Unfortunately, starting in the early 90s, big companies like Capcom grew tired of seeing their own hardware bootlegged and started developing new boards with the real repair showstopper: huge custom ASICs.
The board I'm working on is made of two layers: the mainboard and the ROM board and I've managed to isolate the problems and those reside on the latter. The problem is that this board has 4 HUGE customs, surface mounted and with a gazillion pins each. By doing pure guesswork I've managed to discover that one manages the sprite layer (OBJ data), one the background layer (SCR data) and the other two I think that involve something with the audio and program data. The problem is on the sprite layer, which helped me further to isolate what the possible faulty components might be.
Those chips are, obviously, completely undocumented, so you can only guess what they are doing (probably doing addressing), which means that I have no way to properly test them, even a logic comparator would be useless.
What I'm doing is basically checking EPROMs, RAMs and other ICs (74LS245 etc...) to see if they are working properly, hoping the problem isn't in the custom ASIC otherwise that's game over.
A logic analyzer... I'll have to do some research here, have to say that this forum is truly a gold mine.

@FrankBus:
That's a very interesting project and your DIY logic analyzers are really, really impressive, it would be a while before I can make something like that.
Anyway, building my own would be surely a fantastic learning experience, but my free time is really scarce and I don't know how much time I could pour into this.
By the way, you're the second user suggesting me a logic analyzer, so I'll definitely look into them ASAP.
@KL27x:
I think the PDS1102 is an older version of the one I linked, which is the new SDS line and doesn't work with batteries.
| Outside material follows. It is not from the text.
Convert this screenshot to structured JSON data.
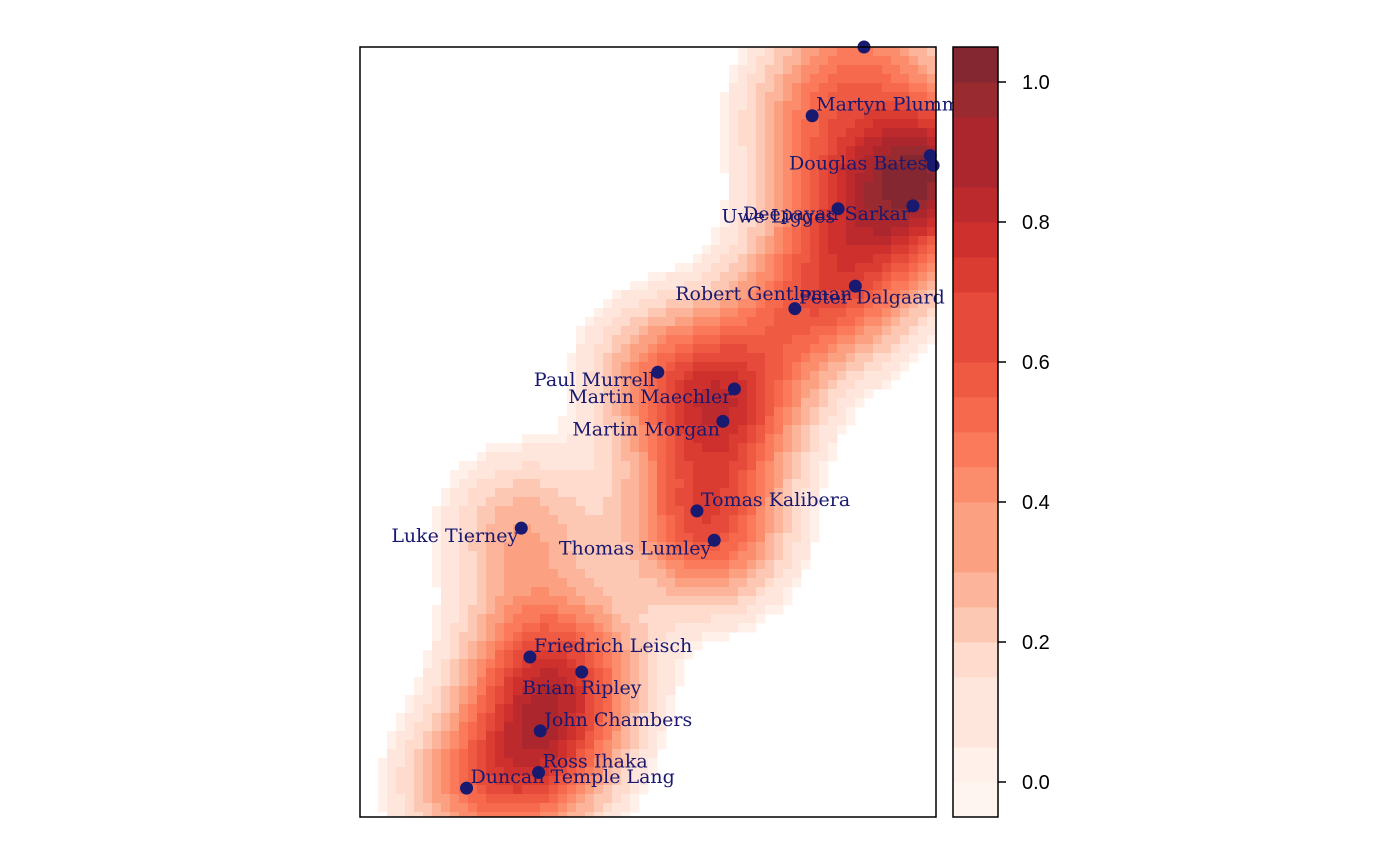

I'd definitely keep Hantek as a brand in mind, though.
I've seen the handheld Hantek 2c42 going for ~100€ which has 40Mhz bandwidth and might just be enough, with the nice plus of being small and battery operated (and it also doubles down as a multimeter, which is nice. Might become my jack of all trades).
@tggzzz:
Hopefully I won't sound arrogant here, but I've been repairing stuff for more than 10 years, ranging from Hi-Fi equipment to computers and videogame consoles and the *first* thing I check are electrolytics

They have fooled me more than once in the past: while I was repairing an old Technics SL-D1 turntable (1979) everything looked pristine, the caps were nice and shiny and still... they were dead. Electrolytics are definitely the first thing to check (and, if you're working on anything older than 20 years, replace, even if they check out good).
Again, thank you all for your inputs, they are really valuable to me. Now I've added a new variable into the equation: a logic analyzer, something I've not considered before because I thought that an oscilloscope would be a more "all round" tool to have.